Le résultat : une nouvelle ère de redevabilité
Notre carte a eu un réel impact. Elle a permis d’avoir des discussions plus éclairées et axées sur les données avec les responsables politiques en matière d’environnement et a été un instrument essentiel pour promouvoir les récentes réformes concernant l’extraction minière, l’eau, l’environnement et les déchets. La carte est déjà devenue une ressource précieuse qui permet de mettre en évidence des points problématiques, comme les régions ou les communautés sensibles sur le plan environnemental et touchées par les activités minières.
En 2023, nous avons travaillé avec un collectif appelé « CambiémoslaYa » pour obtenir d’ambitieux changements en matière de législation minière, laquelle n’avait pas évolué depuis plus de 30 ans et était largement influencée par l’industrie minière. Le président mexicain a finalement présenté nos propositions de changements juridiques aux député·e·s et aux sénateur·rice·s du Congrès. Bien qu’ils/elles aient plus tard atténué les changements que nous voulions voir, nos efforts collectifs ont permis d’améliorer considérablement la législation puisqu’elle prend aujourd’hui en compte les questions environnementales et les consultations communautaires. Nous nous sommes appuyés sur notre carte et ses résultats tout au long de nos efforts de plaidoyer. Ces données nous ont offert un réel pouvoir, réduisant même les sociétés minières au silence par nos preuves irréfutables.
Enseignements et réflexions
Ce projet nous a appris l’importance de la résilience et de l’adaptabilité. Malgré les nombreux revers, nous avons persévéré en créant notre propre outil et espace de plaidoyer. Nous avons appris qu’il était nécessaire d’avoir un plan de secours et compris quand changer de stratégie pour continuer d’avancer.

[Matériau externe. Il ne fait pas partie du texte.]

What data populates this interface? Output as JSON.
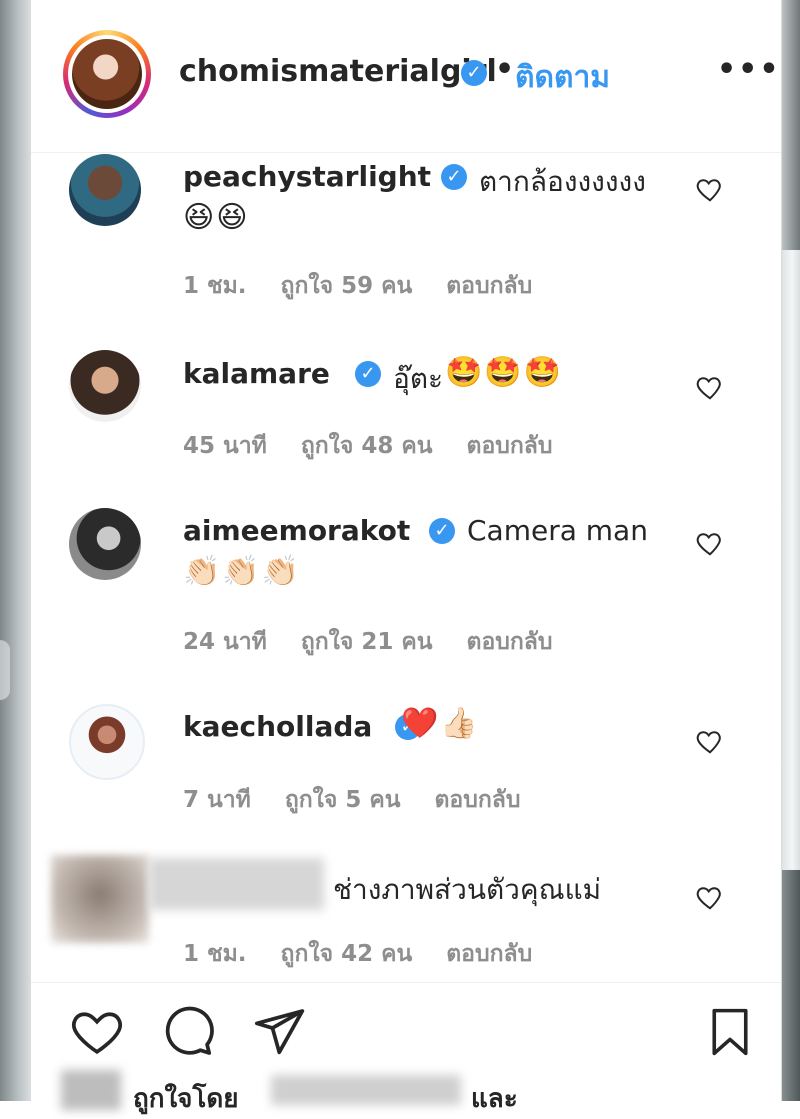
{
  "header": {
    "username": "chomismaterialgirl",
    "verified_mark": "✓",
    "separator": "•",
    "follow_label": "ติดตาม",
    "more_label": "•••",
    "avatar_icon": "profile-avatar"
  },
  "comments": [
    {
      "username": "peachystarlight",
      "text": "ตากล้องงงงงง",
      "emoji": "😆😆",
      "time": "1 ชม.",
      "likes": "ถูกใจ 59 คน",
      "reply": "ตอบกลับ"
    },
    {
      "username": "kalamare",
      "text": "อุ๊ตะ",
      "emoji": "🤩🤩🤩",
      "time": "45 นาที",
      "likes": "ถูกใจ 48 คน",
      "reply": "ตอบกลับ"
    },
    {
      "username": "aimeemorakot",
      "text": "Camera man",
      "emoji": "👏🏻👏🏻👏🏻",
      "time": "24 นาที",
      "likes": "ถูกใจ 21 คน",
      "reply": "ตอบกลับ"
    },
    {
      "username": "kaechollada",
      "text": "",
      "emoji": "❤️👍🏻",
      "time": "7 นาที",
      "likes": "ถูกใจ 5 คน",
      "reply": "ตอบกลับ"
    },
    {
      "username": "",
      "text": "ช่างภาพส่วนตัวคุณแม่",
      "emoji": "",
      "time": "1 ชม.",
      "likes": "ถูกใจ 42 คน",
      "reply": "ตอบกลับ"
    }
  ],
  "footer": {
    "liked_by": "ถูกใจโดย",
    "and": "และ"
  },
  "colors": {
    "accent": "#3897f0",
    "text": "#262626",
    "muted": "#8e8e8e",
    "heart_red": "#e0245e"
  }
}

La création de la carte a mis en lumière le pouvoir que nous offrent des données concrètes lorsqu’il s’agit de mener des actions de plaidoyer. On n’obtiendra la transparence et la redevabilité dans le secteur minier que lorsque les données seront accessibles au public. Notre carte a aidé des communautés et organisations de la société civile, éclairé des responsables politiques et poussé les sociétés minières à exercer leur activité de manière plus responsable. Elle témoigne de l’impact que peuvent avoir des efforts collectifs et un plaidoyer fondé sur des données lorsqu’il s’agit de générer un changement concret.